Hospitalised, it emerges that Sindi has been suffering from paranoid delusions, and had received treatment in her teens after pushing schoolmate Kelly Weaver (Simone Ray) down some stairs, leaving her paralysed. A broken Sindi asks Stuart for an annulment, with her doctors advising that her obsession for a perfect married life was a trigger. Stuart refuses the annulment but agrees to a temporary break while she recovers, and she is transferred to a clinic in New South Wales. Almost a year later, Sindi agrees to join Stuart for a new start in Oakey as he leaves Ramsay Street.

===2017–2018===
Sindi and Stuart later divorce. While working in a kitchen, she meets Andrea Somers (also Madeleine West), and they concoct a plan where Andrea poses as her lookalike, the presumed dead Dee Bliss, to scam Toadie. She eventually returns to Erinsborough and tells Andrea she regrets her part in the scam, but demands her share of the money to be increased. Weeks later, Sindi returns to the news that Andrea has conned Toadie out of $100,000 and fled to London. Susan Kennedy (Jackie Woodburne) reads Sindi's texts and discovers Andrea's true identity. A panicked Sindi then leaves town.

Nearly a year later, Sindi returns to Erinsborough to give Toadie Andrea's phone number. Months later, Sindi brings Andrea's infant son Hugo Somers (John Turner) to Ramsay Street, and breaks the news that Toadie is Hugo's father. Gary Canning (Damien Richardson) gives Sindi a job at The Flametree Retreat. While returning to the retreat to make sure she locked up, Sindi is confronted by Jeremy Sluggett (Tamblyn Lord), who demands her keys so he can retrieve a bag of money from a drawer. Sindi manages to contact the police, and Jeremy knocks her unconscious as he escapes. While Amy is visiting Sindi, she tells her about a job offer as a sales manager in Sydney. Sindi is reluctant to accept as she wants to makes amends to Sonya and Toadie, but Sonya gives Sindi her blessing. Sindi comes to Ramsay Street to say her goodbyes and Toadie asks if she ever told Andrea about his first kiss with Dee, but Sindi tells him that she did not mention it.

==Reception==
When Sindi's cousin, Lana Crawford (Bridget Neval), came out to her, a Sydney Star Observer reporter called Sindi "sympathetic" and said her nice reaction to Lana's news was "good to see." A writer for the BBC's Neighbours website said Sindi's most notable moments were "Dating Toadie for money. Acting like a bogan to put Rocco off. The Making Mansions fiasco." Fergus Sheil of The Age said: "Sindi Watts knows that dishonesty, a meditation tape and a lavender wheat bag should be an integral part of any intimate relationship, and that's why we love her to bits." Billy Sloan of the Sunday Mail branded the character "disaster-prone". A TV Soap reporter branded Sindi a "slightly unhinged material girl" and said she took "drastic steps" during her time on the show.

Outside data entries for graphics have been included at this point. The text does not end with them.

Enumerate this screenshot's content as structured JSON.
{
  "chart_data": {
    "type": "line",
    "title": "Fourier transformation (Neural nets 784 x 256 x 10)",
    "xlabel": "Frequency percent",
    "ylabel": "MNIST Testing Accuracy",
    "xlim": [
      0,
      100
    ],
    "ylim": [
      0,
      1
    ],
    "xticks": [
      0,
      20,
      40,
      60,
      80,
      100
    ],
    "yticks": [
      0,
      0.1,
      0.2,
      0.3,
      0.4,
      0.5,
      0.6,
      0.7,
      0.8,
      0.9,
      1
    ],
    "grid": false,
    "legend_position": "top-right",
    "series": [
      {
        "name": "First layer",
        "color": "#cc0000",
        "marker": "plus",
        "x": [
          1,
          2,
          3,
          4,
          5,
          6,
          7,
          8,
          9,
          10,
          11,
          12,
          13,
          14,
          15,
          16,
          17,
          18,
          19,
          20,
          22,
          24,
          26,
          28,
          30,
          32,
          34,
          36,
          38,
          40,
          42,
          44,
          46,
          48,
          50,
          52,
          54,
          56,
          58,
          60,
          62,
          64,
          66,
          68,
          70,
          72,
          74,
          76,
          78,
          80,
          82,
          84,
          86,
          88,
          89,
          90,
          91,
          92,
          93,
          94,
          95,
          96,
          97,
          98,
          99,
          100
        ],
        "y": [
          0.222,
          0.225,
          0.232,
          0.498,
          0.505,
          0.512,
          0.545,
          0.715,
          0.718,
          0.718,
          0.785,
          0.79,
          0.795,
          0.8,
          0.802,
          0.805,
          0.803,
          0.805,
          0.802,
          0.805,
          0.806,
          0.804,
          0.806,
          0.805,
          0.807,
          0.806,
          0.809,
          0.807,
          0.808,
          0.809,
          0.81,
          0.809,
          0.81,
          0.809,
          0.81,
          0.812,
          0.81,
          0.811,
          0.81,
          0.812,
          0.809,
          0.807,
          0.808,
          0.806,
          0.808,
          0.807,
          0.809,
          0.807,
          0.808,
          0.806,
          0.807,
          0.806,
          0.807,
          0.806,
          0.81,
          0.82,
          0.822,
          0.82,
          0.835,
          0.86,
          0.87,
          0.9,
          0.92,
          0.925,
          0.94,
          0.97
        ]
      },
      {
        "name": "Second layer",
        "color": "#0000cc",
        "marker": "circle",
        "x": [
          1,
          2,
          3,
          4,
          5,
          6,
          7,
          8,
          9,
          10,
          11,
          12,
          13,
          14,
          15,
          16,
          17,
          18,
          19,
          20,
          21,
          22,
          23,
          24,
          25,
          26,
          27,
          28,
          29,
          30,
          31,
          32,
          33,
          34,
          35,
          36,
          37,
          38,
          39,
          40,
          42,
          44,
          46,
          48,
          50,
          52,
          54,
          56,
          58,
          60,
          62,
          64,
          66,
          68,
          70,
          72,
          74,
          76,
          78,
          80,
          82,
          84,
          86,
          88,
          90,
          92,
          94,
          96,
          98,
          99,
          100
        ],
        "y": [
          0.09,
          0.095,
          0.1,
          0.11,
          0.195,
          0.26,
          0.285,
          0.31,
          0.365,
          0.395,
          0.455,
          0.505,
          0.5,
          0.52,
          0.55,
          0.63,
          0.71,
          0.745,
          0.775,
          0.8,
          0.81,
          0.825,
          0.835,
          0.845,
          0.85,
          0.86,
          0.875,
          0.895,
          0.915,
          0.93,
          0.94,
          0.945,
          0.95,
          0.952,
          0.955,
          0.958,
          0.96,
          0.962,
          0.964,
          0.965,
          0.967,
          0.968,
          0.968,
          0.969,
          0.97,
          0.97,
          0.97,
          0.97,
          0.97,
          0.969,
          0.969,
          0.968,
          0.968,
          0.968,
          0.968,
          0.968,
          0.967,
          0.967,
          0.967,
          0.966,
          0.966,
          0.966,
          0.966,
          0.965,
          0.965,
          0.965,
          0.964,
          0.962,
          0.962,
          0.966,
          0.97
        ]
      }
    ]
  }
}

Daniel Kilkelly from Digital Spy said "we always had a soft spot for Sindi in her hilarious Making Mansions days." Upon on her 2017 return, the reporter believed Sindi's life was "weirder than ever". Kilkelly profiled eight evil Sindi moments, observing that she has "never been shy when it comes to bending the rules for a fast buck." He added that trouble seemed to follow her around. Kilkelly also branded her a "comedy character", "bubbly blonde", "outrageous character" and "butter-spreading ladder fiend".